As inspirações no Império Romano decorreram do fato do Império ser centralizador e ter conquistado um vasto território, buscando agregar o máximo possível de territórios ao seu Estado. Assim a construção no coração de Berlim era uma forma do III Reich centralizar o seu poder e demarcar o território alemão como centro do poder das regiões que, tal qual Roma, conquistasse.
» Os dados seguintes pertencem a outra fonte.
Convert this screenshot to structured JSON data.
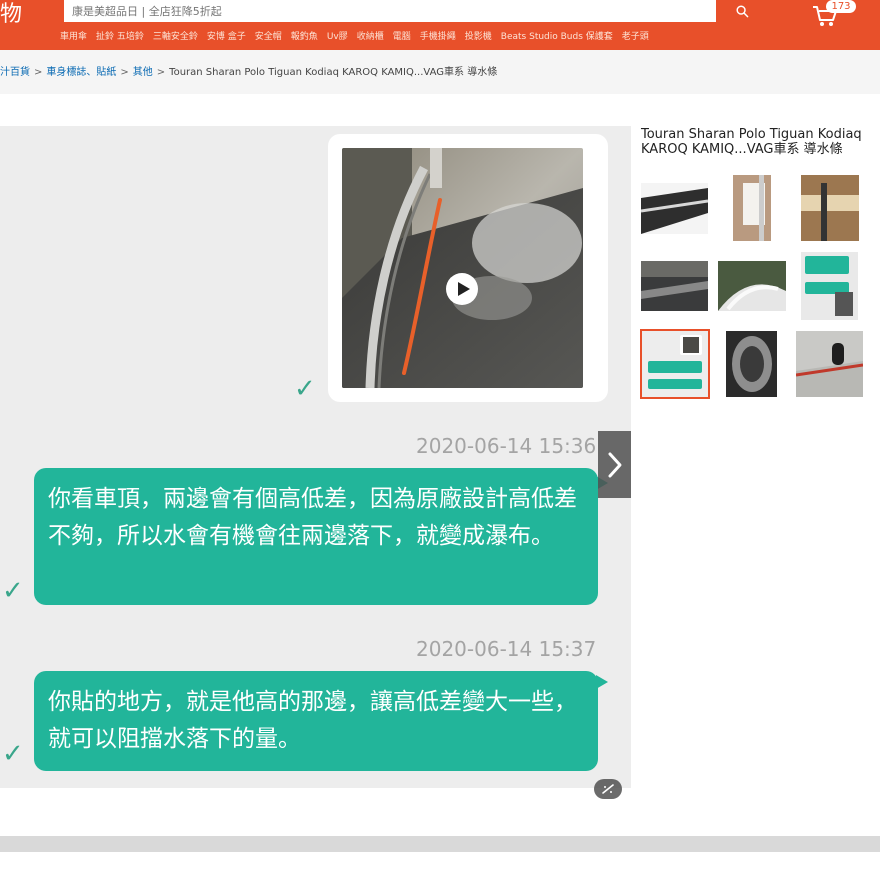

Por fim, dada às proporções da obra analisada, concluímos que o sentido político do projeto era cultuar o Estado nazista e, principalmente, a figura de Adolf Hitler e, novamente, a centralização do poder em detrimento do poder das nações eventualmente conquistadas.

Após assistir o documentário “Arquitetura da Destruição” indicado pelo professor Alexandre, posteriormente a realização do estudo, o grupo acrescentaria que a inspiração de Adolf Hilter proveio de sua apreciação pelas artes e pela antiguidade Roma e Grécia.

Hitler era um pintor que não obteve muito sucesso na área, sendo rejeitado pela Academia de Viena. Tinha admiração por Richard Wagner, famoso compositor, que compartilhava algumas de suas ideologias.

Hitler nutria admiração por Grécia e Roma, prestigiava a cidade-estado Esparta, por considerar um povo puro, bem como Roma pelo vasto império que conquistou. Aliás, Roma influenciou Hitler profundamente, sendo que uma frase em especial pode sintetizar o que ditou os rumos da segunda guerra mundial para Hitler “travou uma guerra moderna com objetivos antigos”, ou seja, conquista de territórios.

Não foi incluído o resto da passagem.